David R. MacIver's Blog: Java collections and concurrency

Java collections and concurrency

14 January 2008

This is a general tip about Java collections and concurrency. I’m not the best person to write about this, so I’m going to keep this post limited to a simple note, but it’s an important point which far too many people get wrong.

There are various methods in Collections such as synchronizedList, synchronizedMap, etc. These are for wrapping non threadsafe collections in a way that synchronizes important operations.

Don’t use them. Ever.

In a similar theme, never write code that looks like the following:

synchronized(myMap){
  doStuffTo(myMap);
}

Concurrency is not an afterthought. If you’re going to be doing concurrent programming you should be using datastructures designed for concurrent use. java.util.concurrent has a number of good ones. Further, you should avoid explicitly synchronizing if at all possible and have your structures be internally threadsafe. If you try to ensure thread safety by synchronizing on the structures you’re mutating you will

a) Make a mistake. Almost certainly. This will introduce bizarre bugs which you will have a serious headache tracking down.
b) Have worse concurrent performance than using a properly designed datastructure - e.g. a ConcurrentHashMap has finer grained locking, so it actually is possible for multiple threads to write to it in a safe manner.
c) Have really ugly code with synchronization logic spread all over the place. This is not a minor point - if your threading code is simple, it’s much easier to determine if it’s correct (although still not easy).

Comments

Andreas Krey on 2008-01-14 20:37:00:

Concurrency is not an afterthought.

No, but neither is an explicit synchronized. I often enough run into cases where having a synchronized map isn’t enough, like needing to insert an object into a map only if there isn’t one yet at that place: get and optional put, and those two must be in one synchronized block.

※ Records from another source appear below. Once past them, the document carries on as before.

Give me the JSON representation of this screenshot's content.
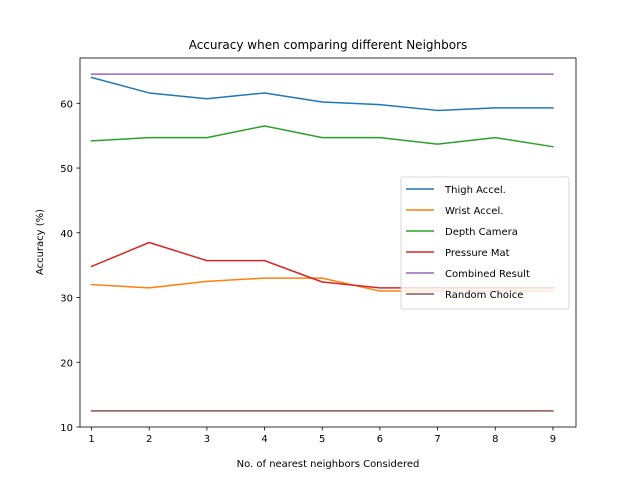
{
  "chart_data": {
    "type": "line",
    "title": "Accuracy when comparing different Neighbors",
    "xlabel": "No. of nearest neighbors Considered",
    "ylabel": "Accuracy (%)",
    "x": [
      1,
      2,
      3,
      4,
      5,
      6,
      7,
      8,
      9
    ],
    "xlim": [
      0.8,
      9.4
    ],
    "ylim": [
      10,
      67
    ],
    "xticks": [
      1,
      2,
      3,
      4,
      5,
      6,
      7,
      8,
      9
    ],
    "yticks": [
      10,
      20,
      30,
      40,
      50,
      60
    ],
    "grid": false,
    "legend_position": "center-right",
    "series": [
      {
        "name": "Thigh Accel.",
        "color": "#1f77b4",
        "values": [
          64.0,
          61.6,
          60.7,
          61.6,
          60.2,
          59.8,
          58.9,
          59.3,
          59.3
        ]
      },
      {
        "name": "Wrist Accel.",
        "color": "#ff7f0e",
        "values": [
          32.0,
          31.5,
          32.5,
          33.0,
          33.0,
          31.0,
          31.0,
          31.0,
          31.0
        ]
      },
      {
        "name": "Depth Camera",
        "color": "#2ca02c",
        "values": [
          54.2,
          54.7,
          54.7,
          56.5,
          54.7,
          54.7,
          53.7,
          54.7,
          53.3
        ]
      },
      {
        "name": "Pressure Mat",
        "color": "#d62728",
        "values": [
          34.8,
          38.5,
          35.7,
          35.7,
          32.4,
          31.5,
          31.5,
          31.5,
          31.5
        ]
      },
      {
        "name": "Combined Result",
        "color": "#9467bd",
        "values": [
          64.5,
          64.5,
          64.5,
          64.5,
          64.5,
          64.5,
          64.5,
          64.5,
          64.5
        ]
      },
      {
        "name": "Random Choice",
        "color": "#8c564b",
        "values": [
          12.5,
          12.5,
          12.5,
          12.5,
          12.5,
          12.5,
          12.5,
          12.5,
          12.5
        ]
      }
    ]
  }
}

Hence, I need to use synchronized, and since I cannot rely on a ConcurrentHashmap synchronizing itself on its whole this, I need to wrap all other accesses just as you showed not to.

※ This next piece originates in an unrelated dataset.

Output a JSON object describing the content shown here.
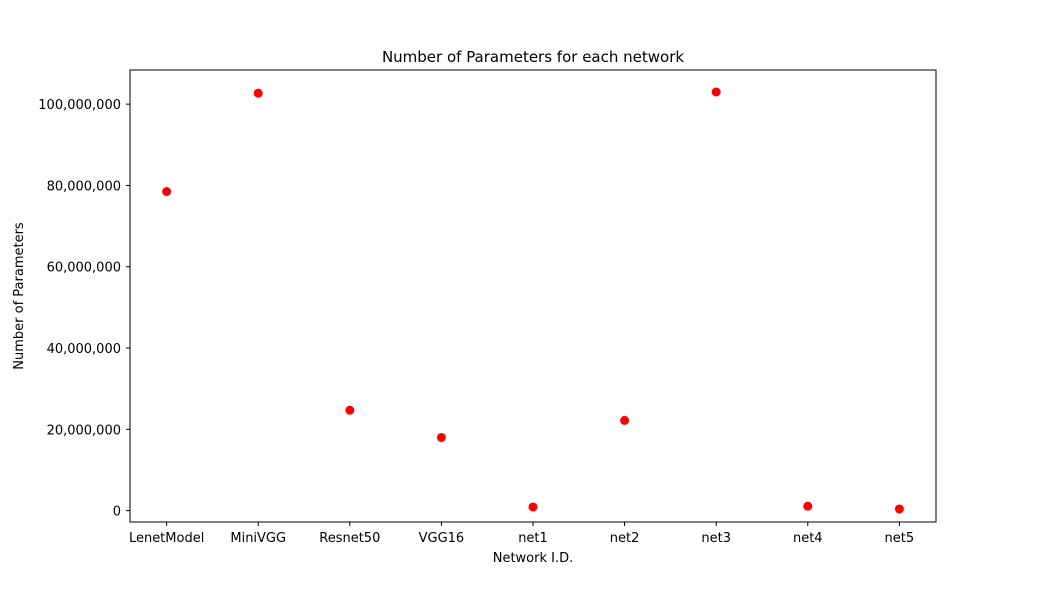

Basically, multithreading is stupefyingly hard, especially if you want it performing fast, correct and deadlock-free, and the specific thing you need hasn’t been addressed in the standard (container) libraries.

(I notice that ConcurrentHashmap has putIfAbsent. Good, but I still need to create the object every time I try.)

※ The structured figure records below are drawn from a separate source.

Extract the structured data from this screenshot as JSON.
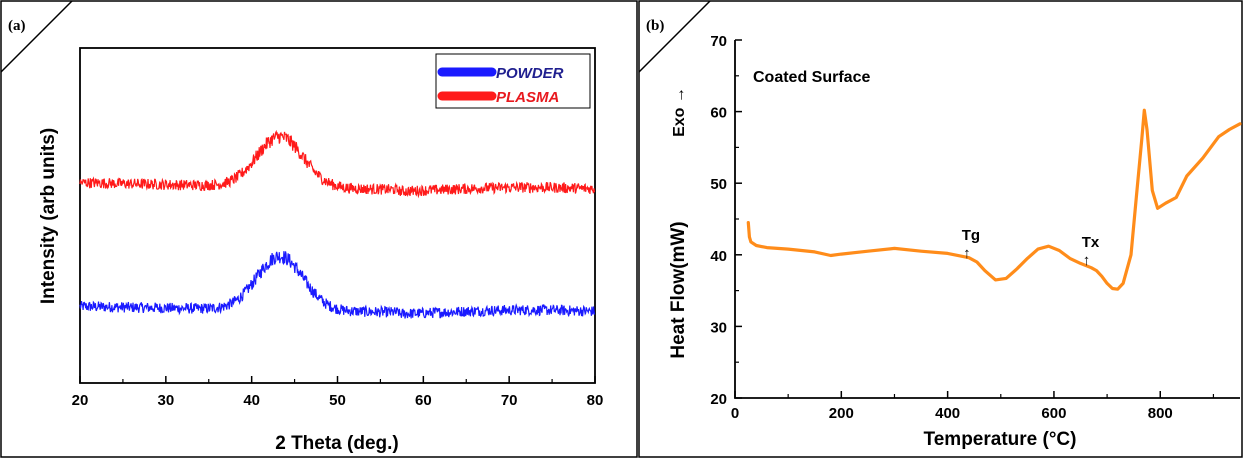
{
  "panels": [
    {
      "label": "(a)"
    },
    {
      "label": "(b)"
    }
  ],
  "chart_data": [
    {
      "type": "line",
      "title": "",
      "xlabel": "2 Theta (deg.)",
      "ylabel": "Intensity (arb units)",
      "xlim": [
        20,
        80
      ],
      "xticks": [
        "20",
        "30",
        "40",
        "50",
        "60",
        "70",
        "80"
      ],
      "yticks": [],
      "grid": false,
      "legend_position": "top-right",
      "series": [
        {
          "name": "POWDER",
          "color": "#1a1aff",
          "offset": 0,
          "peak_center": 43.3,
          "peak_height": 0.45,
          "peak_width": 3.8,
          "baseline_start": 0.13,
          "baseline_end": 0.08,
          "baseline_tail": 0.06
        },
        {
          "name": "PLASMA",
          "color": "#ff1a1a",
          "offset": 1.0,
          "peak_center": 43.3,
          "peak_height": 0.42,
          "peak_width": 3.8,
          "baseline_start": 0.12,
          "baseline_end": 0.06,
          "baseline_tail": 0.05
        }
      ],
      "legend_text_colors": {
        "POWDER": "#1f1f8f",
        "PLASMA": "#e8191e"
      }
    },
    {
      "type": "line",
      "title": "Coated Surface",
      "xlabel": "Temperature (°C)",
      "ylabel": "Heat Flow(mW)",
      "secondary_label": "Exo →",
      "xlim": [
        0,
        950
      ],
      "ylim": [
        20,
        70
      ],
      "xticks": [
        0,
        200,
        400,
        600,
        800
      ],
      "yticks": [
        20,
        30,
        40,
        50,
        60,
        70
      ],
      "grid": false,
      "line_color": "#ff8c1a",
      "annotations": [
        {
          "text": "Tg",
          "arrow": "↑",
          "x": 455,
          "y": 39
        },
        {
          "text": "Tx",
          "arrow": "↑",
          "x": 680,
          "y": 38
        }
      ],
      "series": [
        {
          "name": "",
          "x": [
            25,
            27,
            30,
            40,
            60,
            100,
            150,
            180,
            200,
            250,
            300,
            350,
            400,
            440,
            455,
            470,
            490,
            510,
            530,
            550,
            570,
            590,
            610,
            630,
            650,
            670,
            680,
            690,
            700,
            710,
            720,
            730,
            745,
            755,
            765,
            770,
            775,
            785,
            795,
            810,
            830,
            850,
            880,
            910,
            930,
            950
          ],
          "y": [
            44.5,
            42.5,
            41.8,
            41.3,
            41.0,
            40.8,
            40.4,
            39.9,
            40.1,
            40.5,
            40.9,
            40.5,
            40.2,
            39.6,
            39.0,
            37.8,
            36.5,
            36.7,
            38.0,
            39.5,
            40.8,
            41.2,
            40.6,
            39.5,
            38.8,
            38.2,
            37.8,
            37.0,
            36.0,
            35.3,
            35.2,
            36.0,
            40.0,
            48.0,
            56.0,
            60.2,
            57.5,
            49.0,
            46.5,
            47.2,
            48.0,
            51.0,
            53.5,
            56.5,
            57.5,
            58.3
          ]
        }
      ]
    }
  ]
}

David R. MacIver on 2008-01-14 22:57:00:

Absolutely. Sometimes you need more than a single point of synchronization. But when this is the case, I would still strongly discourage the use of synchronized constructs spread throughout your code and instead build a more suitable synchronized datastructure using the building blocks java.util.concurrent provides you with. In particular I tend to build internally synchronized structures with a ReentrantReadWriteLock rather than synchronization.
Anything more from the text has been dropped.